Además, Inés Bengoa, navarra que se formó como periodista, más tarde como actriz, y desde hace ya 20 años se dedica a contar historias. «Su función ‘Escalofrío’ es un billete hacia el deleite, una invitación al escalofrío, ese que se produce cuando nos entregamos al placer de la sensualidad».

Un nombre y un lugar

Confesor, 200 Monges, relatos eróticos… Sara reconoce que «suena a Edad Media», a ese rincón oculto de las antiguas bibliotecas llamado infiernillo, ese cuartito escondido en el que se guardaban bajo llave los libros prohibidos, «y eso es la esencia de esta propuesta, y por ello el nombre del Festival: ‘Confesor'».

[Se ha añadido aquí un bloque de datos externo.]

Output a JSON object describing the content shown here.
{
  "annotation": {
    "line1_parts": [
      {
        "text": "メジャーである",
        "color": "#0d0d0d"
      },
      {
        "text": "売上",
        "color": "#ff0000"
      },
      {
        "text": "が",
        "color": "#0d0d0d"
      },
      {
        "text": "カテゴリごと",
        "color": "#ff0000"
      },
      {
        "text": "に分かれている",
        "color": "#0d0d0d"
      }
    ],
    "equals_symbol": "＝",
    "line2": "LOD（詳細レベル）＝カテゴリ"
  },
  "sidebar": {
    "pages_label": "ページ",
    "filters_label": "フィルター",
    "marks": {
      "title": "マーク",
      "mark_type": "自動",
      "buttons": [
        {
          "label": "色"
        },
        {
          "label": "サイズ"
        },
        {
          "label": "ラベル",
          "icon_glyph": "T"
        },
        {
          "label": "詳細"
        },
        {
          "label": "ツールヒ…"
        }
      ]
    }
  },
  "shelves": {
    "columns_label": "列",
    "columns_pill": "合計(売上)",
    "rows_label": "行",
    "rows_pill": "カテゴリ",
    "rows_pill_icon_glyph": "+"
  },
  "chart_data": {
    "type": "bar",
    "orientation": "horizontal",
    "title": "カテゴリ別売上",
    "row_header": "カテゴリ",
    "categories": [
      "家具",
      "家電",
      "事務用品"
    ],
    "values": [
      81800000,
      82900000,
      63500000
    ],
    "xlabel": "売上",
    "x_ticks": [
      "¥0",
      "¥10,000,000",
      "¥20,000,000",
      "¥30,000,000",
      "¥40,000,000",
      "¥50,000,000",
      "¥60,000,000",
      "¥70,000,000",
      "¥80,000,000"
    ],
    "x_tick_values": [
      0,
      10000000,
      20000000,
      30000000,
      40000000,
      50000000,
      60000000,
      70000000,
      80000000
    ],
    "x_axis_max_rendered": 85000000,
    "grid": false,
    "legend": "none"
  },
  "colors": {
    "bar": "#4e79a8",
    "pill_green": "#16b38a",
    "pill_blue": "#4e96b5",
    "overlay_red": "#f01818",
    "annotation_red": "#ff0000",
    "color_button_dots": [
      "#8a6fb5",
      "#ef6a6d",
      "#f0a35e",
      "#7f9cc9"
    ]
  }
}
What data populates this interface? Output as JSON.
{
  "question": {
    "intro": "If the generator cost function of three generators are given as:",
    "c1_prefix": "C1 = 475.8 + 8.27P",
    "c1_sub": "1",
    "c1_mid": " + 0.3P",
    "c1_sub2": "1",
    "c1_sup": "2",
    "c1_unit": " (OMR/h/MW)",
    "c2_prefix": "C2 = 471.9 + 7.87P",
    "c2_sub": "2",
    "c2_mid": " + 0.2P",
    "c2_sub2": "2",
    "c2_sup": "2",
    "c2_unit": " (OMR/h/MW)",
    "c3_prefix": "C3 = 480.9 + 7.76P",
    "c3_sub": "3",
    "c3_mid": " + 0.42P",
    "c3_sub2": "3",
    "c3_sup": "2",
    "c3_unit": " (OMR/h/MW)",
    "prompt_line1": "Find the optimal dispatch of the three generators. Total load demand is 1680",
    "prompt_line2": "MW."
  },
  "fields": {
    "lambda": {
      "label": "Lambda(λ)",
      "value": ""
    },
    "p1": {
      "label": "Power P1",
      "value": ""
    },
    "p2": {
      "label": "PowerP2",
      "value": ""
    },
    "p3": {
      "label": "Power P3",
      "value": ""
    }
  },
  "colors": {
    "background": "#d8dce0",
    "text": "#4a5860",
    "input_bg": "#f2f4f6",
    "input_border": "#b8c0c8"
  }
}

Además, Confesor es uno de los vinos más top de Vinícola Real, un vino que solo aparece en añadas extraordinarias. «Confesor no sale al mercado todos los años, solo cuando la añada tiene algo mágico que contarnos. Entonces se vendimia, se elabora directamente en barricas, se cría en roble francés nuevo y duerme en botella mientras el tiempo lo acuna, lo doma, lo hace sutil y nos lo devuelve excelente».

Respecto al lugar en el que se lleva a cabo el Festival, la bodega de Albelda, Sara lo tiene muy claro: «En Vinícola nos encanta cuando los eventos culturales salen de los museos, de los patios de butacas, de los palacios de congresos… y se van a rincones, bodegas, almacenes… Se trata de desubicar la cultura y repartirla por todos los sitios. Y aquí en La Rioja, ¿qué mejor que una bodega?».